In 1979, two years after Ramiro started in his father’s company, I-CAR, the Inter-Industry Conference on Auto Collision Repair, formed. It is a collaboration of collision repair industries, including body shops, insurers, original equipment manufacturers (OEMs), researchers and trainers, and equipment suppliers. Ramos and his employees maintain current certifications through I-CAR educational programs, both online and at seminars.
Remie’s is a bit off the beaten track at 6th and Park streets, east of Sanderson Hwy. and north of Rooney Park. “To me, at this point, location means nothing,” Ramos said. He’s booking for January, eight weeks out, and says people do wait because he stands behind his work and is honest with them.
“I show them the calendar and let them pick a date,“ he said.
It doesn’t matter how much business, word of mouth or otherwise, he has, though. “People coming here don’t care about the 50 cars on the lot; they care about one – theirs.”
Ramos said he regularly sees customers from as far away as Presidio.

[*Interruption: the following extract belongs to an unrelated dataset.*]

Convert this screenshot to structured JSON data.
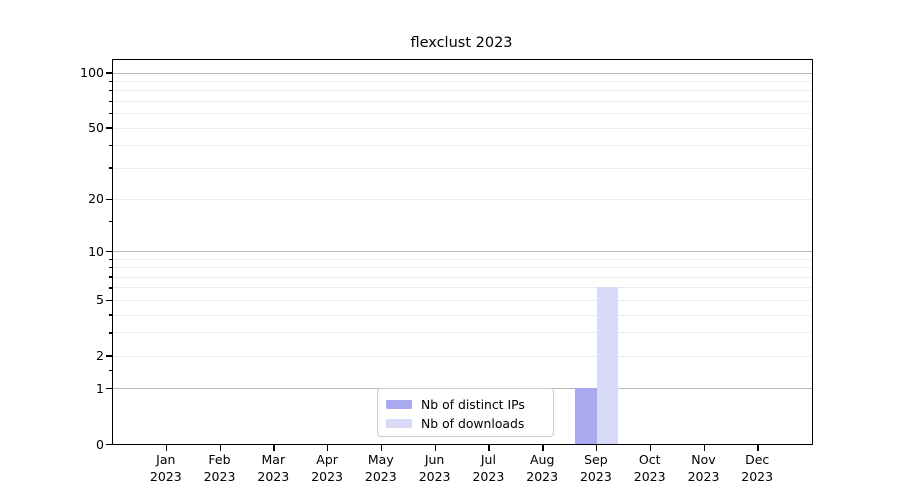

When Ramiro came into the business in 1977, his mom was a partner. His dad eased into retirement in the early 1980’s. Company founder, Remijio Ramos, passed away six years ago. Ramiro’s youngest son, Ramsey, partnered into the business four years ago.
“I told my son, ‘There’s no help available; if you stay with it, you’ll have a solid niche,’” Ramiro said.
“My priority is keeping a family atmosphere,” Ramiro said. By this he was referring to things like being flexible when employees have family commitments and when things come up that they need to do. He says this is in keeping with the small-town personality of his company.
Remie’s Body Shop has two office assistants who, according to Ramos, are in “constant negotiation with insurance companies.” He likened it to a medical office with all the overhead that comes with insurance-related paperwork.
Ramiro and his wife of 35 years, Elsa, raised three children in Fort Stockton. Elsa was in banking “since before we married,” he said. Their other son, Remijio, is also in banking and is the sports reporter for this newspaper.
Rachelle, their daughter, has another year and a half of medical residency and plans to return to Fort Stockton to practice medicine. “She’s lived in and enjoyed a few cities, but there’s no place like home,” said Ramos.
Ramos recently completed and “had to step back from” six years as the small business representative on the Fort Stockton Economic Development Corporation board of directors.